Whistleblowers Beware Of What Company Documents You Take To Support Your Qui Tam Case.
By the C|C Whistleblower Lawyer Team
A cautionary note for would-be whistleblowers. When it comes to internal company documents that reveal fraud or misconduct, you may assume you have broad license to take them and use them to support your potential False Claims Act case. You do not. As made clear in last week’s Eastern District of Pennsylvania decision Notorfransesco v. Surgical Monitoring Assoc., it all depends on the surrounding circumstances. And whistleblowers who fall on the wrong side of the equation can end up in just as much hot water as the company about which they are complaining.
Notorfransesco was a billing manager at Surgical Monitoring who at some point during her employment took from the company a variety of materials the company deemed confidential. She ultimately used them to bring a whistleblower action against the company, under the qui tam provisions of the False Claims Act, alleging the company submitted fraudulent claims for Medicare reimbursement. The company counter-sued Notorfransesco claiming her action “placed in the public record confidential and proprietary information including patient records, invoices, billing records, and customer billing rates.”
Notorfransesco moved to dismiss the counterclaim on public policy grounds, among other reasons. She argued that allowing this kind of counter attack in False Claims Act cases would undermine the strong Congressional purpose of encouraging whistleblowers to bring actions under the statute. The court agreed. To a point. It recognized the numerous circumstances under which the taking and use of internal company documents could be justified. But it refused to apply a blanket right to do so.
There were three factors that seemed most important to the court in weighing out when the taking of confidential documents would be proper and when it would not. First, the court looked to whether there was some kind of confidentiality agreement governing the relationship between the whistleblower and its employer and covering the documents at issue. Without some kind of confidential relationship, or if the documents fall outside the prescriptions of any such relationship (because they are publicly available or simply not covered), then the whistleblower should be in the clear. In Notorfransesco’s case, the court found both she and her documents were covered.
Next, the court considered whether this kind of counterclaim would have the effect of indemnification and contribution. In other words, would the success of the counterclaim depend on a finding the defendant was liable under the False Claims Act. The court was clear this kind of counterclaim would be barred against public policy. But again, the court found that under the facts before it, this public policy ground did not apply since Surgical Monitoring’s counterclaim is “for independent damages because its success does not rely on a finding that [it] is liable under the FCA.” In this sense, it is important to note the damages the company claims from the alleged disclosure of confidential information are not related to the False Claims Act litigation but to the “competitive disadvantage” it says it will suffer from the use of the information by competitors.
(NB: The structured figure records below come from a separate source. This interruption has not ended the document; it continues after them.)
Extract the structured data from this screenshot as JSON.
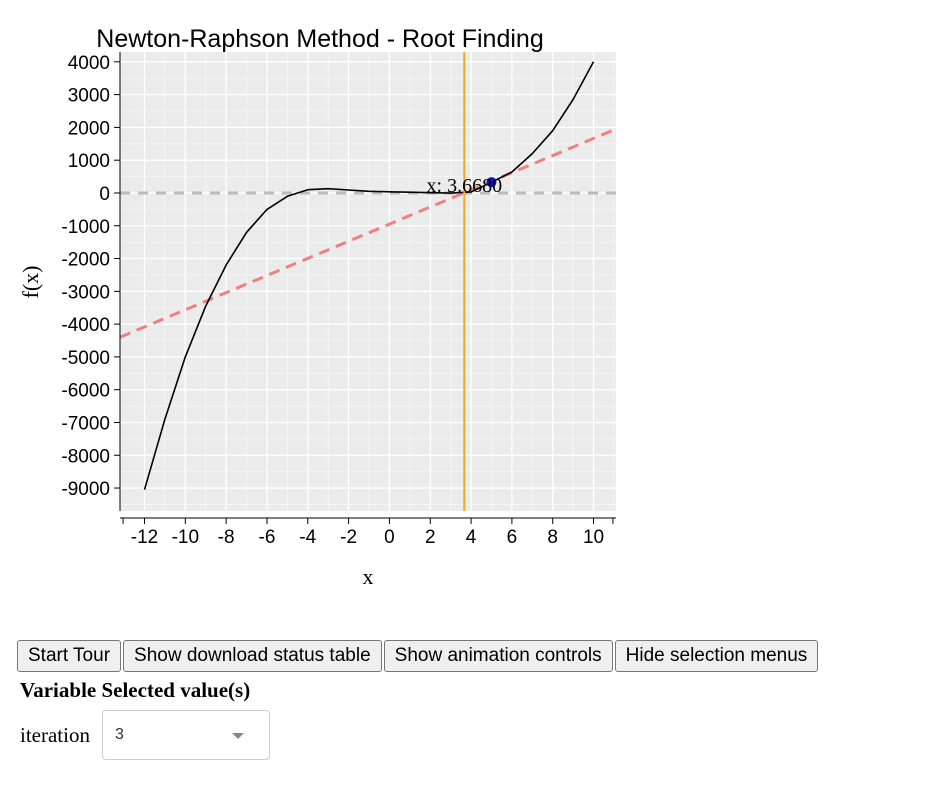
{
  "chart_data": {
    "type": "line",
    "title": "Newton-Raphson Method - Root Finding",
    "xlabel": "x",
    "ylabel": "f(x)",
    "xlim": [
      -13.2,
      11.1
    ],
    "ylim": [
      -9700,
      4300
    ],
    "xticks": [
      -12,
      -10,
      -8,
      -6,
      -4,
      -2,
      0,
      2,
      4,
      6,
      8,
      10
    ],
    "yticks": [
      4000,
      3000,
      2000,
      1000,
      0,
      -1000,
      -2000,
      -3000,
      -4000,
      -5000,
      -6000,
      -7000,
      -8000,
      -9000
    ],
    "grid": true,
    "series": [
      {
        "x": [
          -12,
          -11,
          -10,
          -9,
          -8,
          -7,
          -6,
          -5,
          -4,
          -3,
          -2,
          -1,
          0,
          1,
          2,
          3,
          4,
          5,
          6,
          7,
          8,
          9,
          10
        ],
        "y": [
          -9050,
          -6900,
          -5000,
          -3450,
          -2200,
          -1200,
          -500,
          -100,
          100,
          130,
          90,
          50,
          35,
          25,
          10,
          -5,
          30,
          330,
          640,
          1200,
          1900,
          2850,
          4000
        ],
        "color": "#000000",
        "style": "solid"
      },
      {
        "x": [
          -13.2,
          11.1
        ],
        "y": [
          -4400,
          1950
        ],
        "color": "#f08080",
        "style": "dashed"
      },
      {
        "x": [
          -13.2,
          11.1
        ],
        "y": [
          0,
          0
        ],
        "color": "#bbbbbb",
        "style": "dashed"
      }
    ],
    "vertical_line": {
      "x": 3.668,
      "color": "#f5a623"
    },
    "current_point": {
      "x": 5,
      "y": 330,
      "color": "#1010c0"
    },
    "annotation": {
      "text": "x: 3.6680",
      "x": 3.668,
      "y": 0
    }
  },
  "toolbar": {
    "start_tour": "Start Tour",
    "show_download": "Show download status table",
    "show_animation": "Show animation controls",
    "hide_selection": "Hide selection menus"
  },
  "selection": {
    "header": "Variable Selected value(s)",
    "variable": "iteration",
    "value": "3"
  }
}
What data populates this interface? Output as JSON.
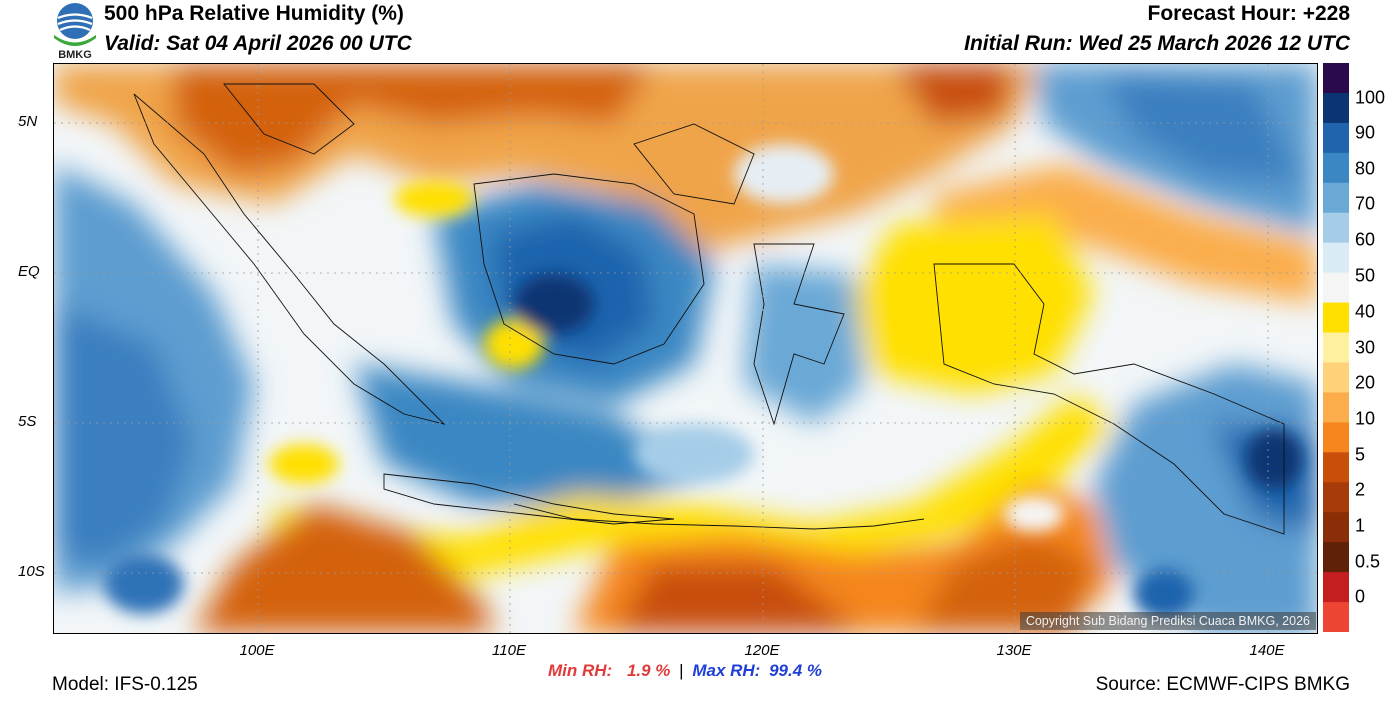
{
  "header": {
    "title": "500 hPa Relative Humidity (%)",
    "valid": "Valid: Sat 04 April 2026 00 UTC",
    "forecast_hour": "Forecast Hour: +228",
    "initial_run": "Initial Run: Wed 25 March 2026 12 UTC",
    "logo_text": "BMKG"
  },
  "map": {
    "lat_labels": [
      "5N",
      "EQ",
      "5S",
      "10S"
    ],
    "lon_labels": [
      "100E",
      "110E",
      "120E",
      "130E",
      "140E"
    ],
    "copyright": "Copyright Sub Bidang Prediksi Cuaca BMKG, 2026"
  },
  "colorbar": {
    "labels": [
      "100",
      "90",
      "80",
      "70",
      "60",
      "50",
      "40",
      "30",
      "20",
      "10",
      "5",
      "2",
      "1",
      "0.5",
      "0"
    ],
    "colors": [
      "#2a0a4a",
      "#0b3572",
      "#1f64ad",
      "#3b87c3",
      "#6aa8d6",
      "#a6cde8",
      "#d9ebf5",
      "#f5f5f5",
      "#ffe000",
      "#fff0a0",
      "#ffd27a",
      "#fbad4c",
      "#f5861e",
      "#c84e0a",
      "#a83b0a",
      "#8a2e08",
      "#5f2108",
      "#c41e1e",
      "#ee4433"
    ]
  },
  "stats": {
    "min_label": "Min RH:",
    "min_value": "1.9 %",
    "separator": "|",
    "max_label": "Max RH:",
    "max_value": "99.4 %"
  },
  "footer": {
    "model": "Model: IFS-0.125",
    "source": "Source: ECMWF-CIPS BMKG"
  }
}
Finally, and most importantly, the court considered what extenuating circumstances surrounded the whistleblower’s taking of the documents. So, for example, if the whistleblower took the documents because they were “reasonably necessary” to pursuing the False Claims Act case, that might be enough. Indeed, the court went so far as to hold that in such cases, “confidentiality policies must give way to the needs of FCA litigation for the public’s interest.” In a similar vein, other courts have viewed as an analogous type of justification for taking documents the whistleblower’s legitimate concern the company would destroy the subject documents or evidence.
Unfortunately for Notorfransesco, the court was unable to entertain this factual exercise. Given the case is at the pre-discovery motion to dismiss stage, “it is too early” for it to get into the mix of what Notorfransesco actually did and why. Hopefully down the road, she will have plenty to offer to convince the court that her taking and use of the company documents was not only justified but something that should be encouraged for those trying to root out fraud and misconduct in the workplace. Regardless of how this particular case ends up, it offers another powerful lesson of why would-be whistleblowers would be wise to tread carefully when taking company documents to support a potential qui tam case.